"Well! well!" he said as an officer came into the room.
"The sentry who was wounded last night is conscious, sir."
"I had forgotten. For the moment I thought you had come about another matter. Yes; I will come and see him. And the jailer, has he said anything?"
"Maintains that wings or a rope was necessary to reach the window, and therefore the prisoner must have had help from without. He declares there was no rope in the cell, and says he didn't notice wings on the spy. Those are his own words."
"It pleases him to be humorous over a serious matter," said the Count.
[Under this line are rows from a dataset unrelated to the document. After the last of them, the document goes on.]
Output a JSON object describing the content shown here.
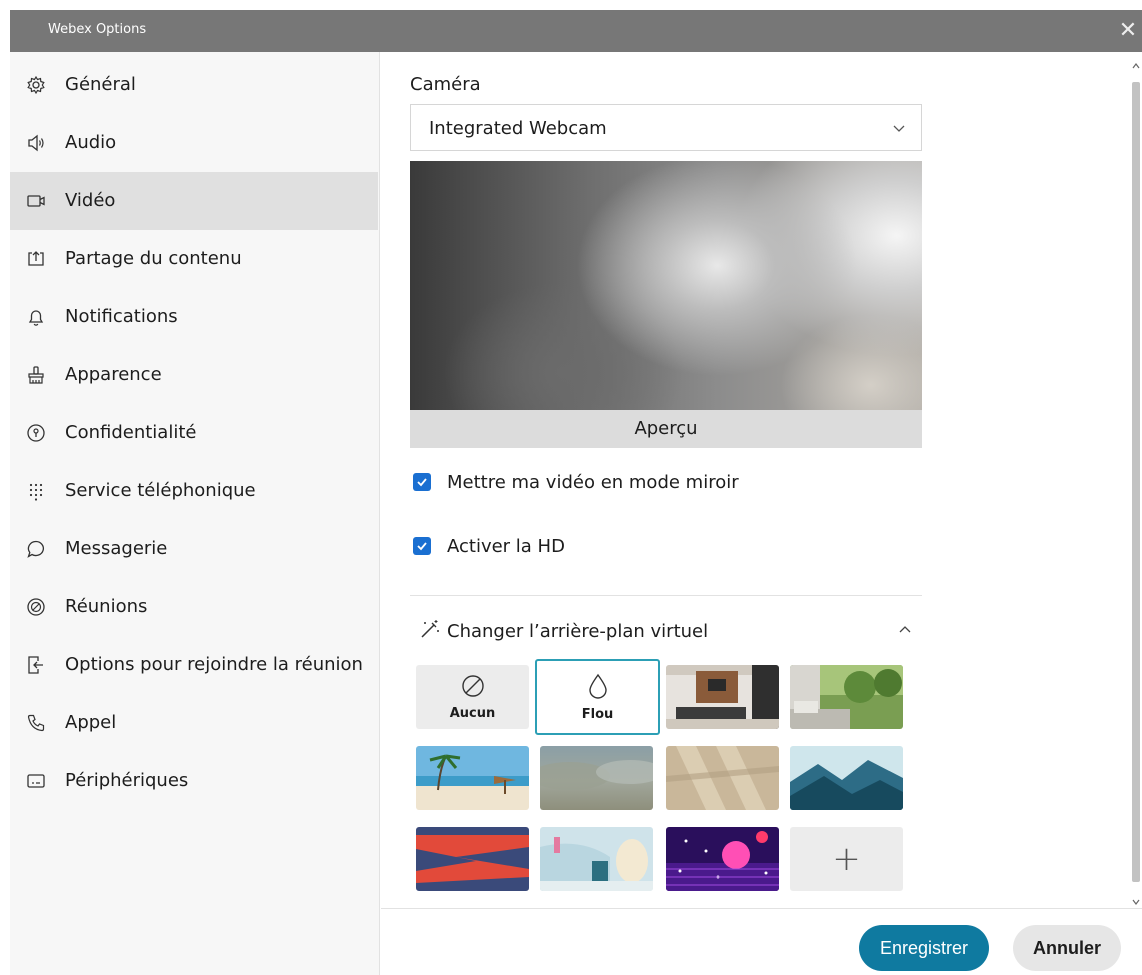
{
  "window": {
    "title": "Webex Options",
    "close_glyph": "✕"
  },
  "sidebar": {
    "items": [
      {
        "label": "Général",
        "icon": "gear-icon"
      },
      {
        "label": "Audio",
        "icon": "speaker-icon"
      },
      {
        "label": "Vidéo",
        "icon": "video-camera-icon",
        "active": true
      },
      {
        "label": "Partage du contenu",
        "icon": "share-upload-icon"
      },
      {
        "label": "Notifications",
        "icon": "bell-icon"
      },
      {
        "label": "Apparence",
        "icon": "paint-icon"
      },
      {
        "label": "Confidentialité",
        "icon": "privacy-icon"
      },
      {
        "label": "Service téléphonique",
        "icon": "dialpad-icon"
      },
      {
        "label": "Messagerie",
        "icon": "chat-bubble-icon"
      },
      {
        "label": "Réunions",
        "icon": "meetings-icon"
      },
      {
        "label": "Options pour rejoindre la réunion",
        "icon": "join-icon"
      },
      {
        "label": "Appel",
        "icon": "phone-icon"
      },
      {
        "label": "Périphériques",
        "icon": "devices-icon"
      }
    ]
  },
  "video": {
    "camera_label": "Caméra",
    "camera_selected": "Integrated Webcam",
    "preview_caption": "Aperçu",
    "mirror_label": "Mettre ma vidéo en mode miroir",
    "mirror_checked": true,
    "hd_label": "Activer la HD",
    "hd_checked": true
  },
  "background": {
    "header": "Changer l’arrière-plan virtuel",
    "none_label": "Aucun",
    "blur_label": "Flou",
    "selected": "Flou",
    "add_glyph": "+"
  },
  "footer": {
    "save": "Enregistrer",
    "cancel": "Annuler"
  },
  "colors": {
    "accent": "#0f7aa0",
    "checkbox": "#1a6fd1",
    "selected_border": "#2c9fb5",
    "titlebar": "#777777"
  }
}
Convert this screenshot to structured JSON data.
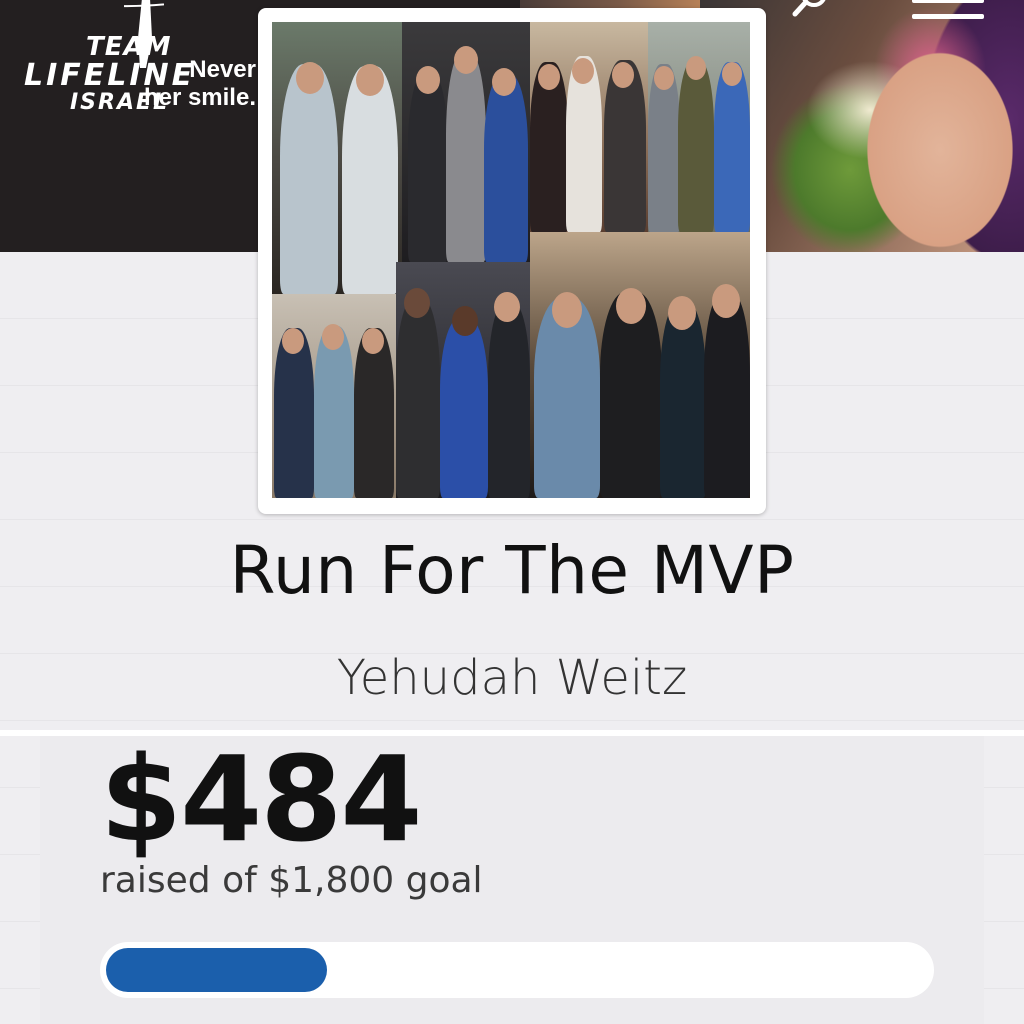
{
  "header": {
    "logo": {
      "line1": "TEAM",
      "line2": "LIFELINE",
      "line3": "ISRAEL"
    },
    "tagline": {
      "line1": "Never",
      "line2": "her smile."
    },
    "menu_icon": "hamburger-menu-icon",
    "search_icon": "search-icon"
  },
  "campaign": {
    "title": "Run For The MVP",
    "owner": "Yehudah Weitz"
  },
  "fundraising": {
    "raised": "$484",
    "caption": "raised of $1,800 goal",
    "progress_fraction": 0.269
  },
  "colors": {
    "progress": "#1b5fac",
    "banner_bg": "#231f20"
  }
}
He had forgotten all about the escaped spy; now he remembered him, and began to speculate. Last night he had heard nothing of the arrest until they had come to tell him of the escape. Then he had been chiefly interested in the fact that a man had broken out of the South Tower. Examination had shown that one of the window bars was loose, but until the sentry could tell his tale, there was no certainty that the prisoner had escaped that way. Then the Count regretted the escape, because it robbed him of an opportunity of pleasing the people of Vayenne, whose hatred of spies was hereditary. It would have pleased him to gratify them by hanging this man high above the great gate. That would certainly have been his fate before ever he had chance to speak a word in his own defence. In the pressure of other thoughts the matter had slipped from his mind until the officer's entrance, and as is ever the case with an anxious schemer, he sought to fit this spy into the intricate design of his thoughts.
As the Count crossed the small court-yard toward the quarters where the sentry lay, he saw Father Bertrand, and ambling by his side was the dwarf of St. Etienne.
"Are we on the same errand, father?" said the Count.
"I am going to see the wounded sentry."